To show why this matters, consider a few places where ordinary SQL semantics become tricky for dynamic columns. In systems without dynamic-type-aware operators, even basic operations such as ORDER BY, GROUP BY, and aggregates either fail or require the user to opt into behavior that may not match what they expect.
ORDER BY operator in ClickHouse with a Dynamic type:
CREATE TABLE test_dynamic (value Dynamic);
INSERT INTO test_dynamic VALUES (1), (2.0), (3);
SELECT * FROM test_dynamic ORDER BY value;
Received exception from server (version 26.5.1):
Code: 44. DB::Exception: Received from localhost:9000. DB::Exception: Data types Variant/Dynamic are not allowed in ORDER BY keys,
because it can lead to unexpected results.

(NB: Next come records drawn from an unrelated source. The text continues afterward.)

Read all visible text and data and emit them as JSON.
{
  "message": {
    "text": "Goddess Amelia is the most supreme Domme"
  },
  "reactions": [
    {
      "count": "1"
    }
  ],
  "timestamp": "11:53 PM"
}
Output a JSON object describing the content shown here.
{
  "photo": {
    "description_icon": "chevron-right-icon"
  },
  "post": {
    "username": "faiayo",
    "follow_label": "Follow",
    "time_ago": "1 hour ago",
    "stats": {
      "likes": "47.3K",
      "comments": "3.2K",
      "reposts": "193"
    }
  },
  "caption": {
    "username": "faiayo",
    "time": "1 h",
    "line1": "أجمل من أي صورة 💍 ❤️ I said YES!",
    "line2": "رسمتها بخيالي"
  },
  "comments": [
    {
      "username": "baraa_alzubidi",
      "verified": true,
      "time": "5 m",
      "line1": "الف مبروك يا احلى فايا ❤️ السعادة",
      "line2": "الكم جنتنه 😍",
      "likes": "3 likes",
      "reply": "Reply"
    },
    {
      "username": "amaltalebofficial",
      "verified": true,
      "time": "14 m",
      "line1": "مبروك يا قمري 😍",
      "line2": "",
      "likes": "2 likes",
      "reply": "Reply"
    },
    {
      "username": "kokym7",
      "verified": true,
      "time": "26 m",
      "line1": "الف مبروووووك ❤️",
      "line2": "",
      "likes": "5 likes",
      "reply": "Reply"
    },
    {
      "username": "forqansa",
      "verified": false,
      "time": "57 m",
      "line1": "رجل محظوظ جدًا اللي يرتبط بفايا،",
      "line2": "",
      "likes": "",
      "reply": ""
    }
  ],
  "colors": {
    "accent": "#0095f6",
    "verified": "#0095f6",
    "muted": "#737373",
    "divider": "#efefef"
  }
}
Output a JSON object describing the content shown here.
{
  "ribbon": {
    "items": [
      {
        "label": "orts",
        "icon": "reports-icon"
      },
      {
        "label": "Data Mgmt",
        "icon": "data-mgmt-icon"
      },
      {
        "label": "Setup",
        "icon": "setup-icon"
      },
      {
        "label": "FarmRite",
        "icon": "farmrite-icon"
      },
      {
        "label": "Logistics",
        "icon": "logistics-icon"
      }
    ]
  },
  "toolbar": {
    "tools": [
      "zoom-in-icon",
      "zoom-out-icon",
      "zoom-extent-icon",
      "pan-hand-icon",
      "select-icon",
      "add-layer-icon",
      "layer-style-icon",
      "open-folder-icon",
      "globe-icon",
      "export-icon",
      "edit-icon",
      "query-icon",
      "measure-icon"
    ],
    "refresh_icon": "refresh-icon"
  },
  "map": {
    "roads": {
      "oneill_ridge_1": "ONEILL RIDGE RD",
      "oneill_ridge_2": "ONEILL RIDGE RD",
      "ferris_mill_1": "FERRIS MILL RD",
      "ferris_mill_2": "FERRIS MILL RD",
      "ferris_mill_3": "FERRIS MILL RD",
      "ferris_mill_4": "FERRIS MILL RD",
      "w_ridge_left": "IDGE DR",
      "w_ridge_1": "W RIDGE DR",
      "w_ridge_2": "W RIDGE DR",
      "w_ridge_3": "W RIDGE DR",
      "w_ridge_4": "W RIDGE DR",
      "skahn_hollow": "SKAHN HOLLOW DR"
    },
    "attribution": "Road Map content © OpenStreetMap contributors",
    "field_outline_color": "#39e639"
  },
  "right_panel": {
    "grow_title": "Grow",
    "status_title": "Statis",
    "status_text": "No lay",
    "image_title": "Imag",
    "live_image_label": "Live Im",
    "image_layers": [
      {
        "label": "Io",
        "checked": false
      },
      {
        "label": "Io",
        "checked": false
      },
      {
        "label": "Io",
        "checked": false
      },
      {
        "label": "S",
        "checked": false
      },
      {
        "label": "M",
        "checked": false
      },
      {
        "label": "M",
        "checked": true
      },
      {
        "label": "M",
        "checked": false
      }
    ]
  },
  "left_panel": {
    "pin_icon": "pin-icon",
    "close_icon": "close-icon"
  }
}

Consider using a subcolumn with a specific data type instead
(for example 'column.Int64' or 'json.some.path.:Int64' if its a JSON path subcolumn) or casting this column to a specific data type.
Set setting allow_suspicious_types_in_order_by = 1 in order to allow it. (ILLEGAL_COLUMN)Even when allowing this operation explicitly, the behavior may not be what a client expects:
SET allow_suspicious_types_in_order_by = 1
SELECT value FROM test_dynamic ORDER BY value;
┌─value─┐
│ 2 │
│ 1 │
│ 3 │
└───────┘This sorting behavior also needs to be consistent with all functions that compare values internally like arraySort:
SELECT arraySort([1, 2.0, 3]::Array(Dynamic))
┌─arraySort(CA⋯Dynamic)'))─┐
│ [2,1,3] │
└──────────────────────────┘In RawTree ORDER BY is supported for dynamic columns and all functions that compare values by default,
and it is possible to set legacy behavior if needed with dynamic_columns_compare_by_value setting:
CREATE TABLE test_dynamic (value Dynamic);
INSERT INTO test_dynamic VALUES (1), (2.0), (3);
SELECT * FROM test_dynamic ORDER BY value;
┌─value─┐
│ 1 │
│ 2 │
│ 3 │
└───────┘
SELECT arraySort([1, 2.0, 3]::Array(Dynamic))
┌─arraySort(CA⋯Dynamic)'))─┐
│ [1,2,3] │
└──────────────────────────┘Similar issues show up with GROUP BY. Without dynamic-type-aware grouping semantics, compatible values with different concrete integer types can be treated as separate groups:
CREATE TABLE test_dynamic (value Dynamic);
INSERT INTO test_dynamic SELECT toUInt8(1);
INSERT INTO test_dynamic SELECT toUInt64(1);
SELECT value, COUNT() FROM test_dynamic GROUP BY value;
Received exception from server (version 26.5.1):
Code: 44. DB::Exception: Received from localhost:9000. DB::Exception: Data types Variant/Dynamic are not allowed in GROUP BY keys,
because it can lead to unexpected results. Consider using a subcolumn with a specific data type instead (for example 'column.Int64'
or 'json.some.path.:Int64' if its a JSON path subcolumn) or casting this column to a specific data type.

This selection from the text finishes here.